24 Mar 2011
By David Kern
Events in North Africa and the Middle East, along with the build-up of inflationary pressures, have finally started to disturb the financial markets’ complacent confidence that global growth will inevitably accelerate.
Share prices have fallen only slightly from their recent highs and remain at elevated levels that can only be justified if you are prepared to shrug off mounting risks, but the earlier upward momentum is now facing growing resistance. The cheerful mood is increasingly being mixed with a much-needed dose of scepticism.

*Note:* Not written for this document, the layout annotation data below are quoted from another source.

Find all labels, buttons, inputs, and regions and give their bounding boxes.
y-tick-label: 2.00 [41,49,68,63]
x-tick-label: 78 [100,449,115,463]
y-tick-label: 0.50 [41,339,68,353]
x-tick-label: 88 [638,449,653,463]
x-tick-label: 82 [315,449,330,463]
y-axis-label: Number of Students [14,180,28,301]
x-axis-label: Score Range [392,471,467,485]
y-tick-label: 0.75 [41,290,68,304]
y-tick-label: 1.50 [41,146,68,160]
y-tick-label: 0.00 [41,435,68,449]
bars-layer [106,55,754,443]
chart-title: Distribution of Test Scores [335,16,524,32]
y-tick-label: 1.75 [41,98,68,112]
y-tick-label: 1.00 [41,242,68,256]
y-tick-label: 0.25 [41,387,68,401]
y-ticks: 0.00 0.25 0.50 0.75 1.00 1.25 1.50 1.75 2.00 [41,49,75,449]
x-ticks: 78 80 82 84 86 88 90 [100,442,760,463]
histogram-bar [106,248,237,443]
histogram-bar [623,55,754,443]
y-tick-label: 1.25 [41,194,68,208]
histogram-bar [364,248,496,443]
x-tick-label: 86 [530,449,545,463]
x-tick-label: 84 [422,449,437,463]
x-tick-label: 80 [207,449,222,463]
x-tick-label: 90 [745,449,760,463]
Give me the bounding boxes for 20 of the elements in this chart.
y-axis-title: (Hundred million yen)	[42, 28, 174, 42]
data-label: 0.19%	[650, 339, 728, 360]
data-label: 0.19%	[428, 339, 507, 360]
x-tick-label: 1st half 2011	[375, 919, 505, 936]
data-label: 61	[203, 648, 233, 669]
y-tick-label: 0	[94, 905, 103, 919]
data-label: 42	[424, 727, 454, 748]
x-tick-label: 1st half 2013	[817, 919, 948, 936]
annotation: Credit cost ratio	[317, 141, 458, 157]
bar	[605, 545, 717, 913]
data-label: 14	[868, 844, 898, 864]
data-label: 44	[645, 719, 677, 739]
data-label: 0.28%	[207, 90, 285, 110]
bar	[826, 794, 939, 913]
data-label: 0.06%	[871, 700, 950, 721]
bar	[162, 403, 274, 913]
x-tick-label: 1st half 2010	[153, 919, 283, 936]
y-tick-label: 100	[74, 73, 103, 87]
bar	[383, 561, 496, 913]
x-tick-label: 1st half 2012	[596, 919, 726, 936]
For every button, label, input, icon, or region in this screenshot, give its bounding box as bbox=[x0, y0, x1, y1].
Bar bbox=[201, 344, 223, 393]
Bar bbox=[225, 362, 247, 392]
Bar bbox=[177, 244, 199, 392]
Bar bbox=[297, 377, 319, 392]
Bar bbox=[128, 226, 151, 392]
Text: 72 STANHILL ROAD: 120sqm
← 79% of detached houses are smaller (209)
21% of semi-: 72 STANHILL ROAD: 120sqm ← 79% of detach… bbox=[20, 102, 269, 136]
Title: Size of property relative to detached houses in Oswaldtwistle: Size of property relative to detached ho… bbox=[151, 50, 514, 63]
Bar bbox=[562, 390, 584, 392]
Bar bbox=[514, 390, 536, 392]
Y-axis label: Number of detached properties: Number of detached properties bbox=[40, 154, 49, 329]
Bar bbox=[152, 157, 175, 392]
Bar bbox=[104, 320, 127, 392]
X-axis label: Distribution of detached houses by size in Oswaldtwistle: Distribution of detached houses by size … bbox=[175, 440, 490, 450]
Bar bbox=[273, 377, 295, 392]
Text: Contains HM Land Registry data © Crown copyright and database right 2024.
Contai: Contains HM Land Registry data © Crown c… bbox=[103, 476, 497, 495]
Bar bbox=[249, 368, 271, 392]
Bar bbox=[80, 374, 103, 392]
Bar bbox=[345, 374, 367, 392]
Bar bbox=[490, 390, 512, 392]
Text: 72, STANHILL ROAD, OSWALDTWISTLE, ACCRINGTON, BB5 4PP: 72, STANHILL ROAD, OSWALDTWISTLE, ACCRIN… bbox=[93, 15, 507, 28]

The possibility that things can go wrong is not yet the dominant view, but it is no longer dismissed out of hand. Market reaction to the US labour market figure, a key monthly indicator, illustrates the more sombre mood. The weak and disappointing January employment report was shrugged off and share prices continued to rise, but the much stronger February employment figure was given a cool reception, and both the stock market and the US dollar weakened.
The financial markets believe that the new risk of a global oil shock is a major concern.
Over the past six months, oil prices have increased by almost 50 percent. Political turmoil has accelerated the pace, but crude prices have been moving up sharply for economic reasons even before recent events raised fears about oil supplies. Even without major disruptions, there is a risk that much higher oil prices will produce an unpleasant mixture of weaker growth and higher inflation. The GDP forecast shown in the table below is based on the assumption that the oil price (using Brent crude as the benchmark) will average some $100 a barrel. Even if Brent crude rises to $120 a barrel, the global recovery will probably continue, albeit at a slower pace. But much larger price increases, to $150 a barrel or higher, will undoubtedly cause a major setback. The risk of global stagflation is now much greater.
Central bank response
The differences of opinion between the major central banks on how to react to higher inflation are intensifying. In Asia, growth in many economies remains too fast and monetary policy will be tightened further. China has increased interest rates twice in the last three months, and has repeatedly raised bank reserve requirements to restrain lending. Many other developing Asian economies such as Indonesia, India, South Korea and Vietnam have also raised rates. At the other extreme, Japan was still facing deflation before its devastating earthquake and tsunami and had said it would continue keeping rates at just above zero for some time. But the policy gap between the US and Europe is becoming more acute.